Creative Writing from California’s Lancaster Prison

Release Date: APRIL 2020

80 pages. 6 x 9in.
ISBN 1-882688-58-9




Make a Poem Cry is an anthology of poems from one of California’s high-security prisons brought to us through the creative writing classes of Luis J. Rodríguez, sponsored by the Alliance for California Traditional Arts. Rodríguez, who is Tia Chucha Press’s founding editor, and formerly incarcerated writer Kenneth E. Hartman have selected work penned from 2016 to 2018. These are poems, essays, stories, and more mined from the depths of familial, racial, and economic violence. They are imaginings for how to address trouble and crime without punishment, dehumanization, and violence in return. Here’s restorative/transformative justice in action. Here’s redemption in the flesh. Here are voices and viewpoints needed for a just and equitable world for all.
Funded by the Arts for Justice Fund, the project is part of Tia Chucha’s Centro Cultural’s “Trauma to Transformation Program.

About the Editors

Convicted of murder at 19, Kenneth E. Hartman was sentenced to life without the possibility of parole. After serving 38 years, former California Governor Edmund G. Brown, Jr. commuted his sentence and Hartman was paroled in 2017. He’s presently a freelance writer who’s also working as a development coordinator and prison programs specialist for a Los Angeles-area nonprofit involved in prison rehabilitation programs. His 2009 memoir Mother California: A Story of Redemption Behind Bars won the 2010 Eric Hoffer Award. Hartman edited Too Cruel, Not Unusual Enough, a collection of prisoner writings about life without the possibility of parole sentences, winner of a 2014 Independent Publisher Book Award. His work has appeared in the New York Times and Harper’s. 

For 40 years Luis J. Rodriguez has taught creative writing as well as conducted poetry readings, lectures, and healing circles in prisons, juvenile lockups, and jails throughout the United States, Mexico, Central America, South America, and Europe. He’s the founding editor of Tia Chucha Press and co-founder of Tia Chucha’s Centro Cultural & Bookstore in the San Fernando Valley section of Los Angeles. He has 15 books in poetry, children’s literature, fiction, and non-fiction, including the best-selling memoir “Always Running, La Vida Loca, Gang Days in L.A.”

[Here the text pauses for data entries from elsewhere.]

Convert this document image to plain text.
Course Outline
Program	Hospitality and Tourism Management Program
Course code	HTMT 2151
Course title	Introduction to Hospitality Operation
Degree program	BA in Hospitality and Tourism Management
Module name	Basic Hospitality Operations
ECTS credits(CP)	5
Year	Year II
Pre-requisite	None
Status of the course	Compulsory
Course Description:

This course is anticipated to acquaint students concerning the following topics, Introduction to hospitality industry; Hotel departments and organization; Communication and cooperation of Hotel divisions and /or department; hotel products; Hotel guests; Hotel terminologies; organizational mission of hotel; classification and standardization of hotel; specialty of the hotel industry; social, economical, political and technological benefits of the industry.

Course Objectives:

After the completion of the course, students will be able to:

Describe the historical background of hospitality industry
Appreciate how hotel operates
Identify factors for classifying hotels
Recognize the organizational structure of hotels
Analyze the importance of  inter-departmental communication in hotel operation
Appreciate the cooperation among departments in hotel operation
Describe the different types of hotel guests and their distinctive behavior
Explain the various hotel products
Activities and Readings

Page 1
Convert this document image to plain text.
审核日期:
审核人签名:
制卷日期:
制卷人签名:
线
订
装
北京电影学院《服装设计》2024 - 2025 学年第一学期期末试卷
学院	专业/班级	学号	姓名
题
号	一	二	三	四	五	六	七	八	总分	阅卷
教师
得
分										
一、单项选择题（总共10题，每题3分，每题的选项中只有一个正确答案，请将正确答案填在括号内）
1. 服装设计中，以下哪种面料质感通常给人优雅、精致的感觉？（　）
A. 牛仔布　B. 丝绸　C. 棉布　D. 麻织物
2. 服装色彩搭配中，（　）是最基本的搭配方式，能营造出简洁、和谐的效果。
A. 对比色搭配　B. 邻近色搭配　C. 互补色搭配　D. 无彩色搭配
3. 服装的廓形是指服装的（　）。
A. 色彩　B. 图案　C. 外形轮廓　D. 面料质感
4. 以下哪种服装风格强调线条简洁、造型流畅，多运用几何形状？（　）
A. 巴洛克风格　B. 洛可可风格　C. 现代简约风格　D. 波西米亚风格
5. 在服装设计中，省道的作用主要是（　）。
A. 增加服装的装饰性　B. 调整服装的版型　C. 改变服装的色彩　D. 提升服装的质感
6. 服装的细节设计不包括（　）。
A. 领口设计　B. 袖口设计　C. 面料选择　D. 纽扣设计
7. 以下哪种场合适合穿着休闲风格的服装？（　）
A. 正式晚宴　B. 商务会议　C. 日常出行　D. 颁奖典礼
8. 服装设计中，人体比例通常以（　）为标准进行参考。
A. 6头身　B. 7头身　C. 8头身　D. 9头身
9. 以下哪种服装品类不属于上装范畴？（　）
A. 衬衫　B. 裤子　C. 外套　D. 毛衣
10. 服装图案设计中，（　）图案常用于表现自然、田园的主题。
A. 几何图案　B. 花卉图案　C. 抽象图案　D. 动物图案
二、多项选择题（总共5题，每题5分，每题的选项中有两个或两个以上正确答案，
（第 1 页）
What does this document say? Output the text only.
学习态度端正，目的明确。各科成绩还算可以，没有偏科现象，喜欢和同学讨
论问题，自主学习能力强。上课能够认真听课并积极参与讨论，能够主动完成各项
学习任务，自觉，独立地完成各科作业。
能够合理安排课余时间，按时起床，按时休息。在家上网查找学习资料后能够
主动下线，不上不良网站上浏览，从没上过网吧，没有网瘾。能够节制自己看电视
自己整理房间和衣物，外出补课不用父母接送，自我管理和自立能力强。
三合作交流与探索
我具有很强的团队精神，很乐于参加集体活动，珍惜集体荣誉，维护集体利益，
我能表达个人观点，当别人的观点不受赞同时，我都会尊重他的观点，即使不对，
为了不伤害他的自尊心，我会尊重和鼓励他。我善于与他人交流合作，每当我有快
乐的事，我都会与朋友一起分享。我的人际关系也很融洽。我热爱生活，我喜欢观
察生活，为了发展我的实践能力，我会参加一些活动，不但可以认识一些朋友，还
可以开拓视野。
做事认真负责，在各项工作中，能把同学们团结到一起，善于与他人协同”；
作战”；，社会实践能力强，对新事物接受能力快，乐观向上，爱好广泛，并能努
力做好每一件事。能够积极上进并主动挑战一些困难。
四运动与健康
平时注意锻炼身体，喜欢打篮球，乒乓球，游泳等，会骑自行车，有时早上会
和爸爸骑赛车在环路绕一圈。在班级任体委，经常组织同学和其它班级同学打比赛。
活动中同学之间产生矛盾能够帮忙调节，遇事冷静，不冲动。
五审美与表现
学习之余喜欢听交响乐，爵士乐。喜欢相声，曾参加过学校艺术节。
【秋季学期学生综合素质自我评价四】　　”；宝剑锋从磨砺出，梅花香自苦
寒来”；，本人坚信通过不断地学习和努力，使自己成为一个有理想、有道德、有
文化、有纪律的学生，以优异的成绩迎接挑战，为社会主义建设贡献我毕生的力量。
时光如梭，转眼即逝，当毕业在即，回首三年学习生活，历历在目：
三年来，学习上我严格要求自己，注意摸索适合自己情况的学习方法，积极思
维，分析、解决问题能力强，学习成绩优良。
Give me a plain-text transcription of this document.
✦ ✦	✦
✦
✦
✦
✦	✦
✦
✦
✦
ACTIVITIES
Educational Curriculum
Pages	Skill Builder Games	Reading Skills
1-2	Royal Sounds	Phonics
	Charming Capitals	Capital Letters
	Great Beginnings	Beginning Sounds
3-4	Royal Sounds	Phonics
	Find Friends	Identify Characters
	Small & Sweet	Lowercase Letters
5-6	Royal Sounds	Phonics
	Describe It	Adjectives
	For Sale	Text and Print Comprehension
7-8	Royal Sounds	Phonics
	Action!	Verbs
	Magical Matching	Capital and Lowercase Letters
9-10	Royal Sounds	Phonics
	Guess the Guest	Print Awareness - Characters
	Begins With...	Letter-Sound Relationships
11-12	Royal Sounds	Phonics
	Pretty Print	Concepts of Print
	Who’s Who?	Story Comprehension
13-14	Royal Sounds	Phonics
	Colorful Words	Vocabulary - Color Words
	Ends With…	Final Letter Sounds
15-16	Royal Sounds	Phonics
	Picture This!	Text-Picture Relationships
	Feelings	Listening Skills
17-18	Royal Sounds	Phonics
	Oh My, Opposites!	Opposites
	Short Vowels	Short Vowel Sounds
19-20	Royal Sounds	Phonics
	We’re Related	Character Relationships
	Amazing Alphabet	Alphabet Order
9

"There are few places left where putting pen to paper remains the dominant mode of formal communication, but so it is inside the jails and prisons of this country. Whether it’s sad letters to family members, or desperate pleas to heedless courts and government functionaries, or long, passionate missives to lovers on the other side of the fences, the average man or woman in prison talks to the rest of the world through words written on paper.”